Marilyn Castonguay en est à une première expérience au cinéma. Dès le départ, la question de la vérité se pose. « Je me suis posé la question pour construire Solange. Un moment donné, je stagnais, je n'arrivais à rien, parce que j'essayais trop de l'imiter justement. Ce n'est pas comme ça que ça fonctionne. Il faut quand même que la couleur soit fidèle à la réalité, que le fond de l'histoire soit près de la vérité. Mais il faut se l'approprier, trouver notre chemin à nous. »
Certaines scènes sont basées sur les notes sténographiques des procès. « Il faut vraiment être fidèle à ces moments-là. Tu ne peux pas ajouter ton grain de sel parce que c'est ta personnalité à toi. Il faut essayer de comprendre la personnalité des personnages. Là, on a les vraies notes, les vrais documents, c'est encore plus important d'être fidèle. »
Dès le départ, c'est Marc-André Grondin qui devait incarner Dumont. « Oui, c'était lui qui donnait la réplique lors de l'audition. Parfois, ils engagent des acteurs pour ne pas que le vrai soit là, mais là c'est lui qui était là. On pouvait voir tout de suite si ça fonctionnait visuellement, et après ça la chimie entre les deux. »

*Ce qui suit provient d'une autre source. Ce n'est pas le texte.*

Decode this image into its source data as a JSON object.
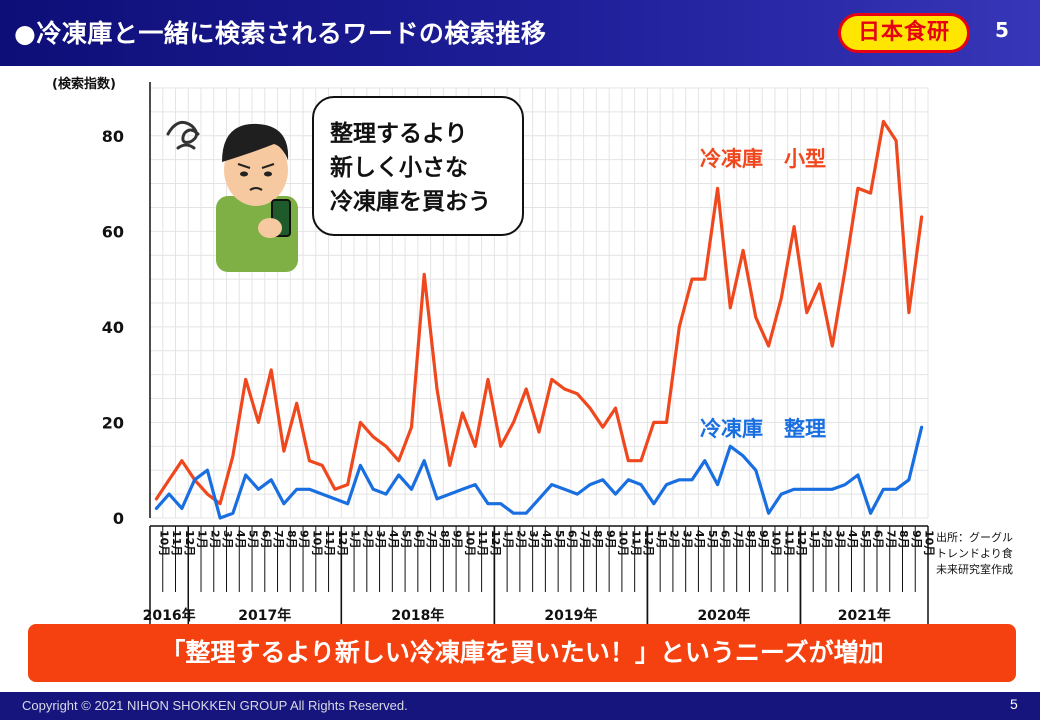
{
  "header": {
    "title": "●冷凍庫と一緒に検索されるワードの検索推移",
    "logo_text": "日本食研",
    "page_number": "5"
  },
  "bubble": {
    "lines": [
      "整理するより",
      "新しく小さな",
      "冷凍庫を買おう"
    ]
  },
  "banner": {
    "text": "「整理するより新しい冷凍庫を買いたい！」というニーズが増加"
  },
  "source": {
    "lines": [
      "出所：グーグル",
      "トレンドより食",
      "未来研究室作成"
    ]
  },
  "footer": {
    "copyright": "Copyright © 2021 NIHON SHOKKEN GROUP All Rights Reserved.",
    "page_number": "5"
  },
  "colors": {
    "series_small": "#f0481e",
    "series_organize": "#1a6fe0",
    "header": "#1a1a8c",
    "banner": "#f5410f"
  },
  "chart_data": {
    "type": "line",
    "ylabel": "(検索指数)",
    "ylim": [
      0,
      90
    ],
    "yticks": [
      0,
      20,
      40,
      60,
      80
    ],
    "grid": true,
    "month_labels": [
      "10月",
      "11月",
      "12月",
      "1月",
      "2月",
      "3月",
      "4月",
      "5月",
      "6月",
      "7月",
      "8月",
      "9月",
      "10月",
      "11月",
      "12月",
      "1月",
      "2月",
      "3月",
      "4月",
      "5月",
      "6月",
      "7月",
      "8月",
      "9月",
      "10月",
      "11月",
      "12月",
      "1月",
      "2月",
      "3月",
      "4月",
      "5月",
      "6月",
      "7月",
      "8月",
      "9月",
      "10月",
      "11月",
      "12月",
      "1月",
      "2月",
      "3月",
      "4月",
      "5月",
      "6月",
      "7月",
      "8月",
      "9月",
      "10月",
      "11月",
      "12月",
      "1月",
      "2月",
      "3月",
      "4月",
      "5月",
      "6月",
      "7月",
      "8月",
      "9月",
      "10月"
    ],
    "years": [
      {
        "label": "2016年",
        "start": 0,
        "count": 3
      },
      {
        "label": "2017年",
        "start": 3,
        "count": 12
      },
      {
        "label": "2018年",
        "start": 15,
        "count": 12
      },
      {
        "label": "2019年",
        "start": 27,
        "count": 12
      },
      {
        "label": "2020年",
        "start": 39,
        "count": 12
      },
      {
        "label": "2021年",
        "start": 51,
        "count": 10
      }
    ],
    "series": [
      {
        "name": "冷凍庫　小型",
        "values": [
          4,
          8,
          12,
          8,
          5,
          3,
          13,
          29,
          20,
          31,
          14,
          24,
          12,
          11,
          6,
          7,
          20,
          17,
          15,
          12,
          19,
          51,
          27,
          11,
          22,
          15,
          29,
          15,
          20,
          27,
          18,
          29,
          27,
          26,
          23,
          19,
          23,
          12,
          12,
          20,
          20,
          40,
          50,
          50,
          69,
          44,
          56,
          42,
          36,
          46,
          61,
          43,
          49,
          36,
          52,
          69,
          68,
          83,
          79,
          43,
          63
        ]
      },
      {
        "name": "冷凍庫　整理",
        "values": [
          2,
          5,
          2,
          8,
          10,
          0,
          1,
          9,
          6,
          8,
          3,
          6,
          6,
          5,
          4,
          3,
          11,
          6,
          5,
          9,
          6,
          12,
          4,
          5,
          6,
          7,
          3,
          3,
          1,
          1,
          4,
          7,
          6,
          5,
          7,
          8,
          5,
          8,
          7,
          3,
          7,
          8,
          8,
          12,
          7,
          15,
          13,
          10,
          1,
          5,
          6,
          6,
          6,
          6,
          7,
          9,
          1,
          6,
          6,
          8,
          19
        ]
      }
    ]
  }
}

Comment travaille Podz? « C'est vraiment particulier... C'est quelqu'un de bien sensible, mais aux allures plus froides. La première fois que je l'ai rencontré, il était direct mais froid... Il sait, il voit ce qu'il veut, et il sait comment t'emmener. Il est hyper-patient, il est hyper-raffiné dans ses demandes. Il s'adapte à la personne qui est en avant de lui. »
L'affaire Dumont prend l'affiche ce vendredi.